A Tiriti-anchored approach to AI governance must affirm Māori authority and integrate Indigenous ethics into technical standards. Key mechanisms include:

  1. 1. Embedding Māori governance in all AI lifecycle stages
  2. Establishing Māori AI Ethics committees and a national commission with powers of audit and veto.
  3. Implementing Free, Prior, and Informed Consent (FPIC) protocols for Māori data use.
  4. Developing Sovereign AI Infrastructure with controlled compute environments ensuring jurisdictional integrity.
  5. Integrating Tikanga-based auditing frameworks that assess systems tikanga compliance.

Such measures translate Te Tiriti o Waitangi into a living governance instrument for AI.

Conclusion

AI agents present profound challenges to mana motuhake and cultural survival. Without Te Tiriti based governance, they risk reproducing colonial hierarchies under the guise of innovation. Māori Data Governance Models and related frameworks offer pathways to assert mana motuhake and protect digital taonga.
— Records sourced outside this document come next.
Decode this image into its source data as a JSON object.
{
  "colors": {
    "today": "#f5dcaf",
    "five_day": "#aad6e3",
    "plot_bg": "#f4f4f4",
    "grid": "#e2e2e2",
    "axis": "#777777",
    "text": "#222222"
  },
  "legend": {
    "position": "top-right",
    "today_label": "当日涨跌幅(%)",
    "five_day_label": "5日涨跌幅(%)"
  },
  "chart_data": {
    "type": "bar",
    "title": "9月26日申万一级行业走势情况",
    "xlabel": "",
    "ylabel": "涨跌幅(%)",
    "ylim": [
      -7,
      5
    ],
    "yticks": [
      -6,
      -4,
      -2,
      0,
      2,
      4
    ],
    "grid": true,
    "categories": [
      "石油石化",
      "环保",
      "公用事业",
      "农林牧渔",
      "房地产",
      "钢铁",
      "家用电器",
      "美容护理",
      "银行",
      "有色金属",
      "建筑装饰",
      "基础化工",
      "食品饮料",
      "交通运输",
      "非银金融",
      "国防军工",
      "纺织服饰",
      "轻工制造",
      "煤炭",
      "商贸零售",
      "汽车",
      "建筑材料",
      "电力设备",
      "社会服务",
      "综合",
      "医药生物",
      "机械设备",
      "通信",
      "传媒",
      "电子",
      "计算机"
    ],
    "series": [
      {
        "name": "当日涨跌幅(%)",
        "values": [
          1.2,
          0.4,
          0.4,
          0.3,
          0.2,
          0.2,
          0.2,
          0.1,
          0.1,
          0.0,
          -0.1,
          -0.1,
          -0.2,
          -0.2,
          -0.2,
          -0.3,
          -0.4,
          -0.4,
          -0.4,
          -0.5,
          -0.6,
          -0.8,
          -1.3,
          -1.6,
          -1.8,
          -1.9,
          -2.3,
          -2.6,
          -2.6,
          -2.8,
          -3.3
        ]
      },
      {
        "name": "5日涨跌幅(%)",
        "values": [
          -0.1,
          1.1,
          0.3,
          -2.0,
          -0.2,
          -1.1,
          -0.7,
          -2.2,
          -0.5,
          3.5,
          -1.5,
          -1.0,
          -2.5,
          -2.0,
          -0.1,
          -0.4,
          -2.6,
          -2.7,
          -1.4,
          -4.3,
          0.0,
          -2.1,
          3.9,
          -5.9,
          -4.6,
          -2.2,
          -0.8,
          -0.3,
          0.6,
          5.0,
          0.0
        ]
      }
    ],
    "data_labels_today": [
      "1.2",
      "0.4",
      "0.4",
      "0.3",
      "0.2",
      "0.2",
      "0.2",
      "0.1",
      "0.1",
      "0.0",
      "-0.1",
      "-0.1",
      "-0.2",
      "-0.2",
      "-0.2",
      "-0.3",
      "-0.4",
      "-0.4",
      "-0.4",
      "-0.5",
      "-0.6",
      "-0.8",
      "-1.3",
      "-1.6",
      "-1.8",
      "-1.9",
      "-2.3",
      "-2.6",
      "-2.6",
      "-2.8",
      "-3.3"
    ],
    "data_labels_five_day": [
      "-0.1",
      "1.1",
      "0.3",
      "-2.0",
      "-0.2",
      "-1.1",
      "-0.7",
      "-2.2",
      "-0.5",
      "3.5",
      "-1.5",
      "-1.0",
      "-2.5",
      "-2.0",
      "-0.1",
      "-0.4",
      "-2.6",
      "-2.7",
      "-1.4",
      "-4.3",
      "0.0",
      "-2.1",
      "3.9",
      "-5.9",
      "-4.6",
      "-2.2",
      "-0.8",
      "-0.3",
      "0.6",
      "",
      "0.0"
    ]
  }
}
True technological sovereignty will require Māori leadership not only in policy and ethics but also in engineering, design, and ownership. Only through Māori led governance can AI serve collective wellbeing, rather than perpetuating digital forms of colonisation.

 

DISCLAIMER: This post is the personal opinion of Dr Karaitiana Taiuru and is not reflective of the opinions of any organisation that Dr Karaitiana Taiuru is a member of or associates with, unless explicitly stated otherwise.